The judge should see structured fields, not a dumped text blob. It should explain each criterion before scoring. And it should be calibrated against human judgments. The LLM-as-judge literature increasingly supports this direction: criteria-decomposed rubrics, few-shot examples, compact grading scales, and periodic human spot checks.
Then compare systems with proper search metrics: nDCG@10 for ranking quality, relevant@10 for how many useful results appear, and a gate-failure rate for hard mismatches. Keep a frozen baseline so you know whether a new version improved search or only changed it.
Conclusion
Adding AI into your search sounds simple but there are a couple of moving components you need to get right, starting from which embeddings or whether you use embeddings at all, to understanding the queries of your users and choosing the right method for the problem. This is without even mentioning fusing results and judging improvements at scale.
What To Pay Attention To
Pay attention: Mythos + Opus 4.7 — Mythos looks real after Mozilla used it to harden Firefox at scale, while Opus 4.7 is the deployable jump in Claude capabilities that matters because many teams already use Claude and Claude Code for serious work.
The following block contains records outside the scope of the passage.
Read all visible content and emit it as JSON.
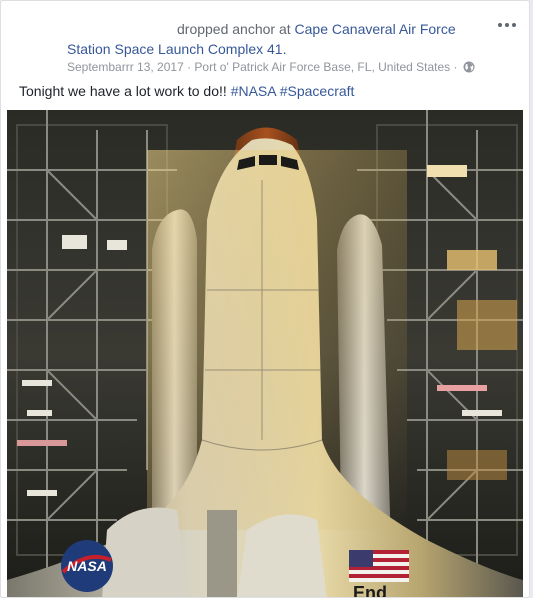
{
  "post": {
    "action_text": "dropped anchor at",
    "place_part1": "Cape Canaveral Air Force",
    "place_part2": "Station Space Launch Complex 41.",
    "date": "Septembarrr 13, 2017",
    "separator": " · ",
    "location": "Port o' Patrick Air Force Base, FL, United States",
    "separator2": " · ",
    "privacy_icon": "globe-icon",
    "more_icon": "more-options-icon",
    "text": "Tonight we have a lot work to do!! ",
    "hashtags": [
      "#NASA",
      "#Spacecraft"
    ],
    "photo": {
      "logo_text": "NASA",
      "orbiter_text": "End"
    }
  },
  "colors": {
    "link": "#365899",
    "meta": "#90949c",
    "text": "#1d2129"
  }
}
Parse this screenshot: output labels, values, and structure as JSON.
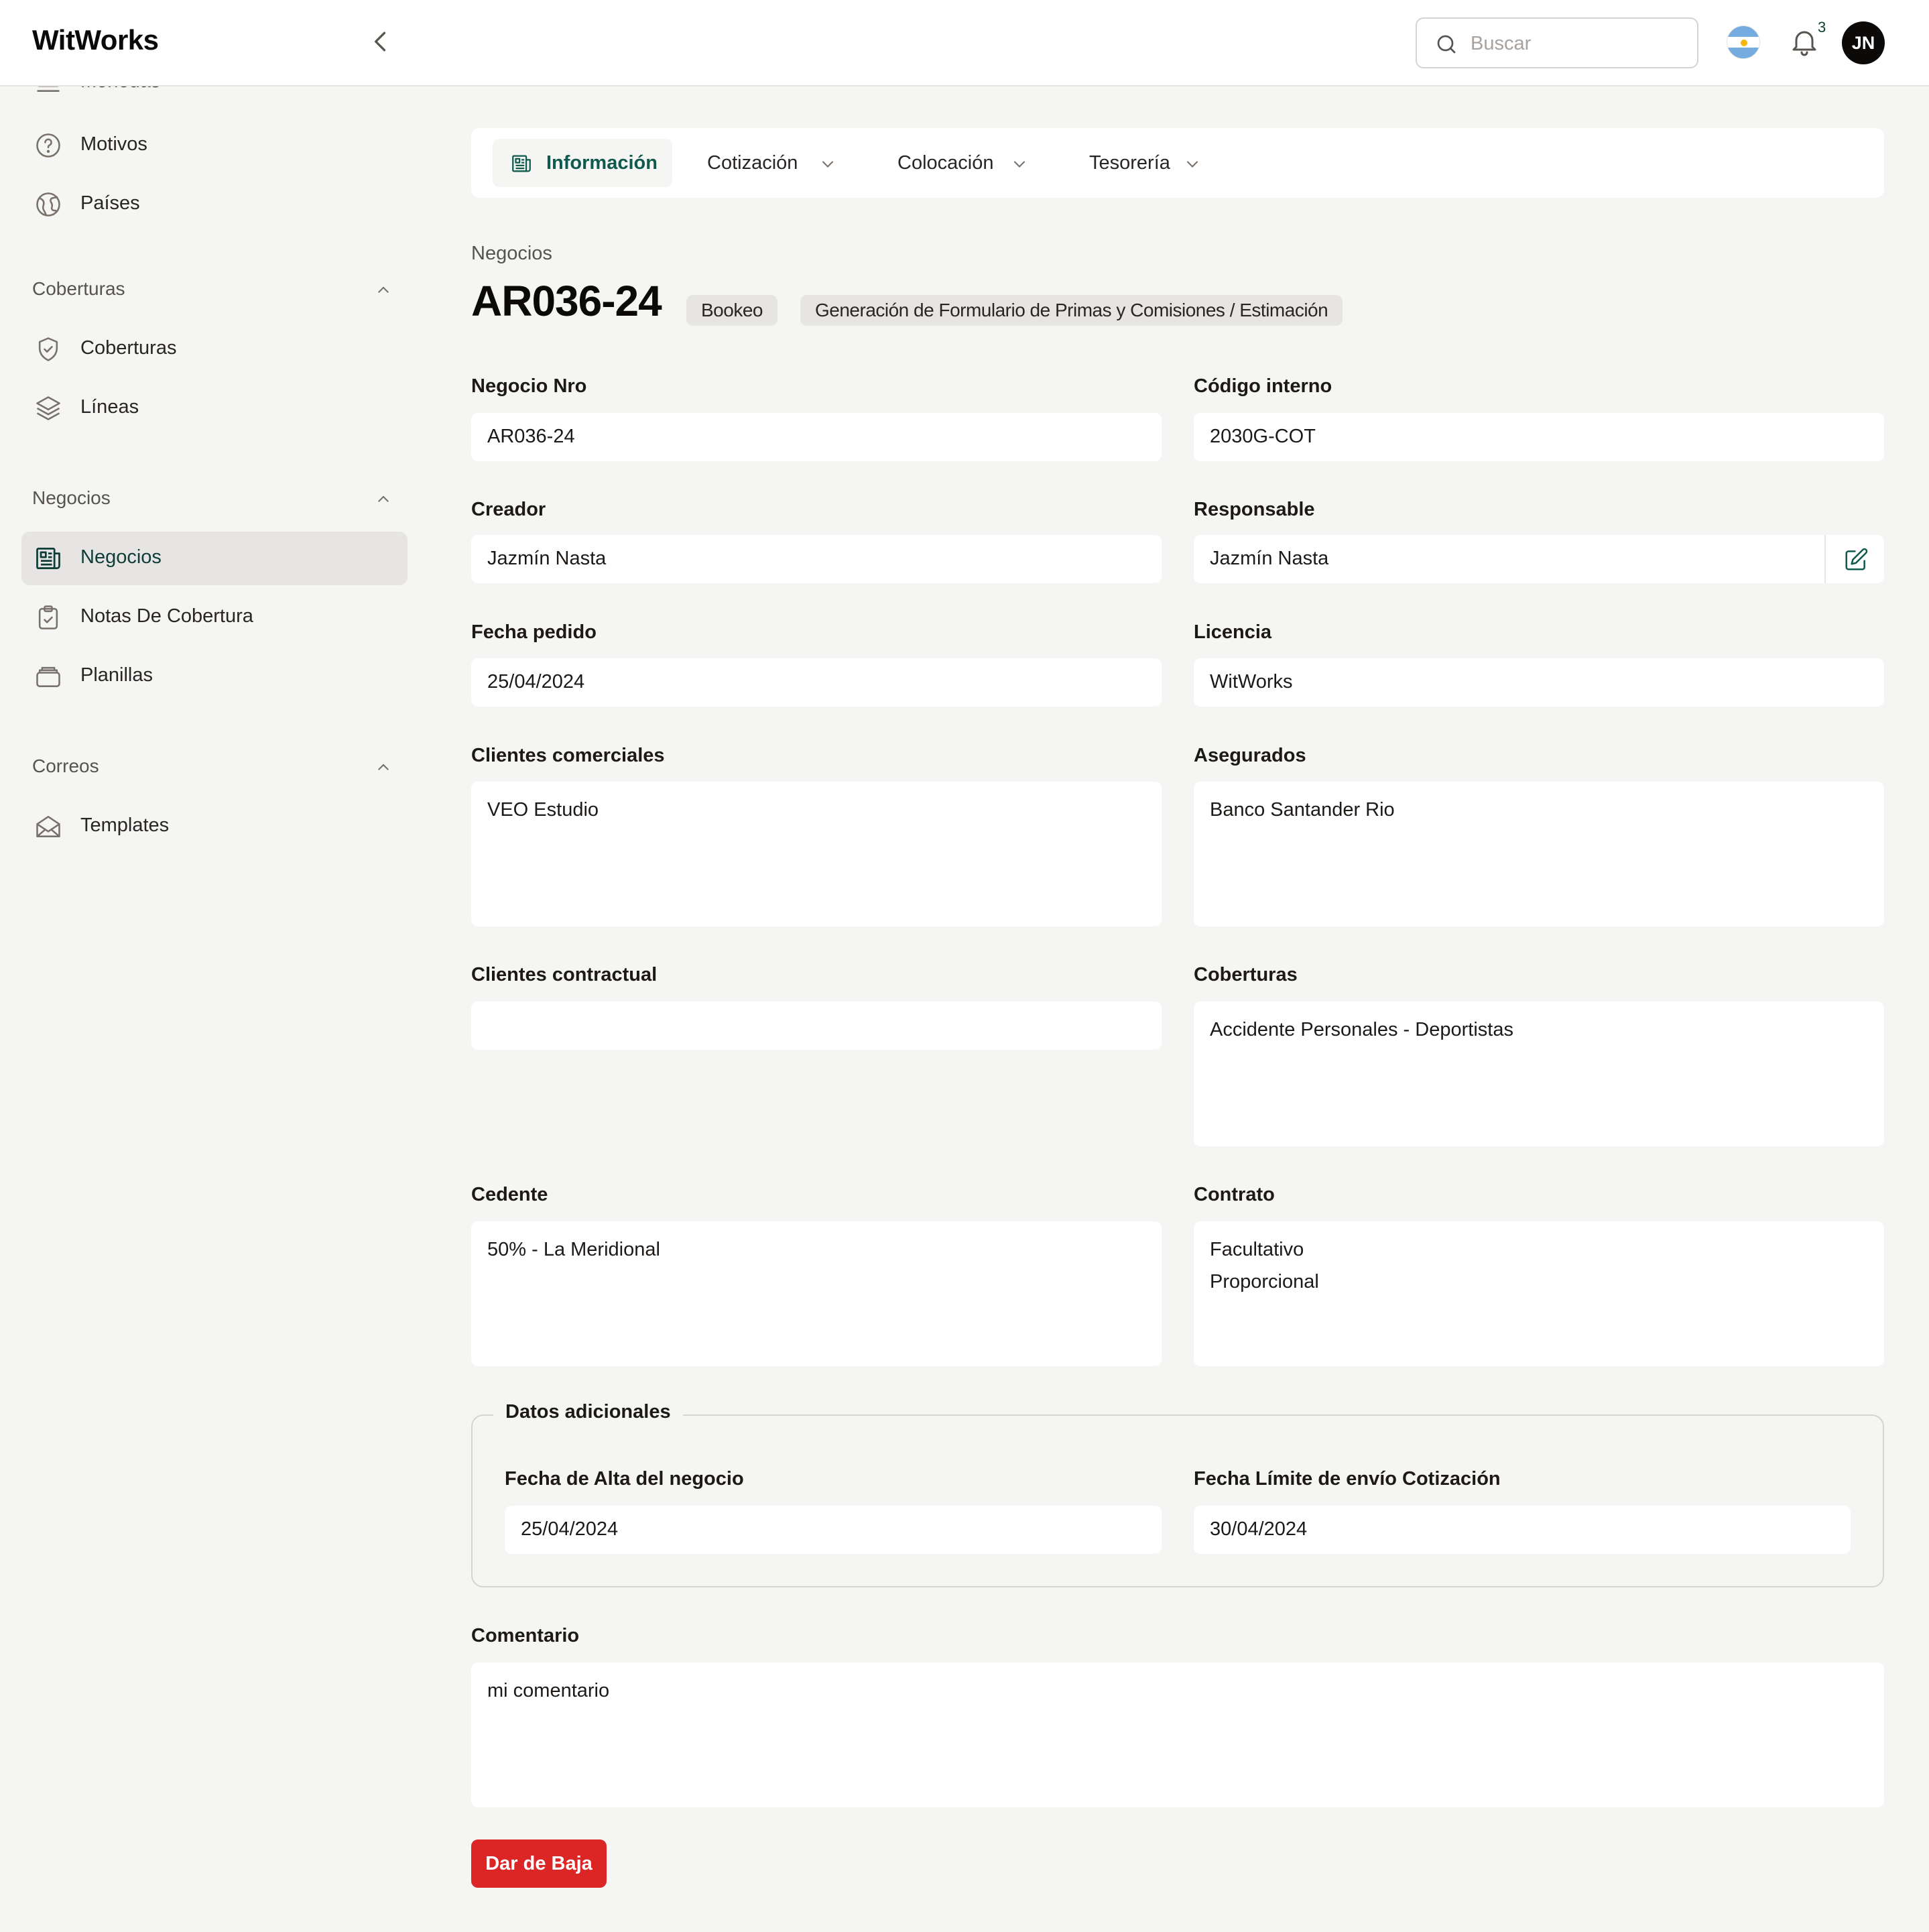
{
  "app": {
    "logo": "WitWorks"
  },
  "header": {
    "search_placeholder": "Buscar",
    "notification_count": "3",
    "avatar_initials": "JN"
  },
  "sidebar": {
    "cut_item": "Monedas",
    "items_top": [
      {
        "label": "Motivos",
        "icon": "help-circle-icon"
      },
      {
        "label": "Países",
        "icon": "globe-icon"
      }
    ],
    "sections": [
      {
        "title": "Coberturas",
        "items": [
          {
            "label": "Coberturas",
            "icon": "shield-check-icon"
          },
          {
            "label": "Líneas",
            "icon": "layers-icon"
          }
        ]
      },
      {
        "title": "Negocios",
        "items": [
          {
            "label": "Negocios",
            "icon": "newspaper-icon",
            "active": true
          },
          {
            "label": "Notas De Cobertura",
            "icon": "clipboard-check-icon"
          },
          {
            "label": "Planillas",
            "icon": "archive-icon"
          }
        ]
      },
      {
        "title": "Correos",
        "items": [
          {
            "label": "Templates",
            "icon": "mail-open-icon"
          }
        ]
      }
    ]
  },
  "tabs": [
    {
      "label": "Información",
      "active": true
    },
    {
      "label": "Cotización"
    },
    {
      "label": "Colocación"
    },
    {
      "label": "Tesorería"
    }
  ],
  "page": {
    "breadcrumb": "Negocios",
    "title": "AR036-24",
    "badges": [
      "Bookeo",
      "Generación de Formulario de Primas y Comisiones / Estimación"
    ]
  },
  "form": {
    "negocio_nro": {
      "label": "Negocio Nro",
      "value": "AR036-24"
    },
    "codigo_interno": {
      "label": "Código interno",
      "value": "2030G-COT"
    },
    "creador": {
      "label": "Creador",
      "value": "Jazmín Nasta"
    },
    "responsable": {
      "label": "Responsable",
      "value": "Jazmín Nasta"
    },
    "fecha_pedido": {
      "label": "Fecha pedido",
      "value": "25/04/2024"
    },
    "licencia": {
      "label": "Licencia",
      "value": "WitWorks"
    },
    "clientes_comerciales": {
      "label": "Clientes comerciales",
      "value": "VEO Estudio"
    },
    "asegurados": {
      "label": "Asegurados",
      "value": "Banco Santander Rio"
    },
    "clientes_contractual": {
      "label": "Clientes contractual",
      "value": ""
    },
    "coberturas": {
      "label": "Coberturas",
      "value": "Accidente Personales - Deportistas"
    },
    "cedente": {
      "label": "Cedente",
      "value": "50% - La Meridional"
    },
    "contrato": {
      "label": "Contrato",
      "value": "Facultativo\nProporcional"
    }
  },
  "datos_adicionales": {
    "legend": "Datos adicionales",
    "fecha_alta": {
      "label": "Fecha de Alta del negocio",
      "value": "25/04/2024"
    },
    "fecha_limite": {
      "label": "Fecha Límite de envío Cotización",
      "value": "30/04/2024"
    }
  },
  "comentario": {
    "label": "Comentario",
    "value": "mi comentario"
  },
  "actions": {
    "dar_de_baja": "Dar de Baja"
  },
  "colors": {
    "accent": "#0f5a4d",
    "danger": "#dc2626",
    "background": "#f5f5f4"
  }
}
Skip: GPT-5.5 — This feels like the expected OpenAI move: matching the frontier on agentic coding and knowledge work, but not changing the story enough to dwell on.
Skip: Kimi K2.6 + DeepSeek V4 — These releases keep narrowing the open-model gap, especially on cost, but the evidence still points to them trailing the newest frontier models on the hardest real-world agentic work.
Skip: Tokenmaxxing — Token consumption is a bad proxy for productivity, though it is worth watching because it may distort software engineering costs, team metrics, and hiring expectations.
Pay attention: RIP PR / new coding practices — The important shift is that software work is moving upstream from writing and reviewing diffs to describing intent, setting architecture, defining checks, and supervising AI write-review loops.